Some public sector banks could soon receive an invitation from the government to discuss another round of mergers in the sector, a Finance Ministry official told The Economic Times. It is speculated to include Punjab National Bank (PNB), Union Bank of India(UBI) and Bank of India (BoI).
They wouldn’t like to wait for too long. If the banks are not able to provide options, then the alternate mechanism (AM) group can give suggestions, said the official to a newspaper. He hinted there could be a merger in the second or third quarter of the current fiscal.
The merger process of Bank of Baroda, Vijaya Bank and Dena Bank had started in October last year. On April 1, Vijaya Bank and Dena Bank were merged into Bank of Baroda to form the third-largest bank in the country.
This report couldn’t be independently verified. On the flip side, some government officials do not believe now is the right time for another merger as BoI has just emerged from the Reserve Bank of India’s (RBI) prompt corrective action (PCA) framework. The PCA is a set of guidelines set by the RBI for banks that have weak financial metrics.

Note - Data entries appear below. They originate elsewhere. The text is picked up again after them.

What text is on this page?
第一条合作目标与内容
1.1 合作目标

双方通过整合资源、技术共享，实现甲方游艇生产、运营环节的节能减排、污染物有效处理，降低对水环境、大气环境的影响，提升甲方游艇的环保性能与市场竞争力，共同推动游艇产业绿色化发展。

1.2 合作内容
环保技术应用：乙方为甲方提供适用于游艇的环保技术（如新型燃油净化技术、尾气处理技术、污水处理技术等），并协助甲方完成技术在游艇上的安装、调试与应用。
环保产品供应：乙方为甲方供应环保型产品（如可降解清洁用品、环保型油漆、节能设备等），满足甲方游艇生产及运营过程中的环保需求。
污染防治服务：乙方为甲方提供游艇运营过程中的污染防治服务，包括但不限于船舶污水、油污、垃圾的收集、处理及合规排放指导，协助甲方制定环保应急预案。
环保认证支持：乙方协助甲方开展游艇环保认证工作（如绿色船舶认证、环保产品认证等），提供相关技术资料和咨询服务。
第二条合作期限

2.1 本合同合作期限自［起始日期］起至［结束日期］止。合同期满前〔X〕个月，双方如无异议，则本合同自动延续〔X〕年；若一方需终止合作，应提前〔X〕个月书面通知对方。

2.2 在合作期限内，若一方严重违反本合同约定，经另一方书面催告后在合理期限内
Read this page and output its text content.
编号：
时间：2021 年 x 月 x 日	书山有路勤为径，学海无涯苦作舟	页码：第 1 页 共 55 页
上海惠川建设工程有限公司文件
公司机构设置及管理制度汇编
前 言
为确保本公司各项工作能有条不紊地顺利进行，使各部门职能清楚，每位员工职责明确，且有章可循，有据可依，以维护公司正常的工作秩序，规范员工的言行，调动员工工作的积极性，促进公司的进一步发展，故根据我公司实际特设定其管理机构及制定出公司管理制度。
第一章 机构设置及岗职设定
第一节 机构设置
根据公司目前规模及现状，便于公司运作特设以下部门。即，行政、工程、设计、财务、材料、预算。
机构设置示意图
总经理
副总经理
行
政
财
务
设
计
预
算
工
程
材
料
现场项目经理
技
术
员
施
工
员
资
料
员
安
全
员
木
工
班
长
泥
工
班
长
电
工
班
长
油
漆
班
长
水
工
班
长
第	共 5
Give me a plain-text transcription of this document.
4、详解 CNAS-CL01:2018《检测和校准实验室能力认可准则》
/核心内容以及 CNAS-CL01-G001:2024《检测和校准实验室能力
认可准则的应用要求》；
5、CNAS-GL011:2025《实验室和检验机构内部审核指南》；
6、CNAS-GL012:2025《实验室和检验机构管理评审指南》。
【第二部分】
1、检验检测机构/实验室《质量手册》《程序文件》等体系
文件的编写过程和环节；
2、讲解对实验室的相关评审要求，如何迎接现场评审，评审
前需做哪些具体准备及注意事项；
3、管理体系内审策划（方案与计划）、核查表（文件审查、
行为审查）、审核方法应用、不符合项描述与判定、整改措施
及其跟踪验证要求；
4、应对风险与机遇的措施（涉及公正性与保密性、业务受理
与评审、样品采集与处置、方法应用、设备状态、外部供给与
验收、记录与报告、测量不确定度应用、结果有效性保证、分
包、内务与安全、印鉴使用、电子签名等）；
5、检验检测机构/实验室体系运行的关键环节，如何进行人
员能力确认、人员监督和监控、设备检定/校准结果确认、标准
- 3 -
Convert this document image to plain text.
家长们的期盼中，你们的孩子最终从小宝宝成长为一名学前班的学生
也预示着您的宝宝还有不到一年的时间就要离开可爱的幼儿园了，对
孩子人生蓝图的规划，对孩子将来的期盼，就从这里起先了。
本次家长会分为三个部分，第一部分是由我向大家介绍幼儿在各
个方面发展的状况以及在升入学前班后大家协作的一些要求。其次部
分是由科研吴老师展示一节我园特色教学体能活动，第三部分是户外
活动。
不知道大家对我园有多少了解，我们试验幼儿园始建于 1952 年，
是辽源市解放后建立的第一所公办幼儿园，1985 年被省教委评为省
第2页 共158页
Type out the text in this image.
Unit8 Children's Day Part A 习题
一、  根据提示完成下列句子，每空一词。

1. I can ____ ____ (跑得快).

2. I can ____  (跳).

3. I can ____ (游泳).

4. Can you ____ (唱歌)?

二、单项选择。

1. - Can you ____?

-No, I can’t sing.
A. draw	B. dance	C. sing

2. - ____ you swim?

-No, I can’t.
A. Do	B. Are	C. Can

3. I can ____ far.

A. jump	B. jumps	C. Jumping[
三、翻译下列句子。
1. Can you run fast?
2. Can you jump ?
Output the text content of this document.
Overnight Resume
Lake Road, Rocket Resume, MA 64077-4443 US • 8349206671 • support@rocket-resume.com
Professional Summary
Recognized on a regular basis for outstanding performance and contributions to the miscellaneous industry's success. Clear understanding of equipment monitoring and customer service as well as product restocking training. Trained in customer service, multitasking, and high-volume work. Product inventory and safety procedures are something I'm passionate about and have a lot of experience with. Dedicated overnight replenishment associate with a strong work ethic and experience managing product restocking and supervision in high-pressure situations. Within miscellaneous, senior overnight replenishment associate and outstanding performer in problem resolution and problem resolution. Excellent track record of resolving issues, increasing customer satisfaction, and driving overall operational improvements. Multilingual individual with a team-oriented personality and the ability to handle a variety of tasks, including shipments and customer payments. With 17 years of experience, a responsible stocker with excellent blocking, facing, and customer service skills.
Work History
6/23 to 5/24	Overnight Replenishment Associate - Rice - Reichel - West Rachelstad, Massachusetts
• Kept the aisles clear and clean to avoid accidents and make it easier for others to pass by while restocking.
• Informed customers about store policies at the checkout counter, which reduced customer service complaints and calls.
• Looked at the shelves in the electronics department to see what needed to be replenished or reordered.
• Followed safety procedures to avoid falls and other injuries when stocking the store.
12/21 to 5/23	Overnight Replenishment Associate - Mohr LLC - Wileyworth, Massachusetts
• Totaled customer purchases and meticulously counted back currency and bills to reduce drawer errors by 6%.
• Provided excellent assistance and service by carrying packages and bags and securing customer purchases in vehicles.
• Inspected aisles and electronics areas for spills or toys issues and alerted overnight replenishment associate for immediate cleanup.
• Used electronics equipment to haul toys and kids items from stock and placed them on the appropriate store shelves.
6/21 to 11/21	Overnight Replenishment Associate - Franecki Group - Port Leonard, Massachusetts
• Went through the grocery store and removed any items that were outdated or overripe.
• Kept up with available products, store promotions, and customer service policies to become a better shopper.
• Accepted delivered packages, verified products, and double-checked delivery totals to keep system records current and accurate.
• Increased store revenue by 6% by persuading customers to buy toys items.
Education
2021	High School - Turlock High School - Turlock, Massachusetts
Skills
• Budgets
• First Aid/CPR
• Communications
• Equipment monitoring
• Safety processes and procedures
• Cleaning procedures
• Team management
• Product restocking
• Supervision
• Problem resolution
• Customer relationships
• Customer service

The other two, PNB and UBI, are also in recovery stages, the report quoted one government official as saying.
Apart from BoI, Oriental Bank of Commerce and Bank of Maharashtra had been pulled out of the PCA framework in February.
Mergers are not the solution to every problem in the banking sector and the government should think of new alternatives other than creating too-big-to-fail structures, a senior executive at a public sector bank told the newspaper.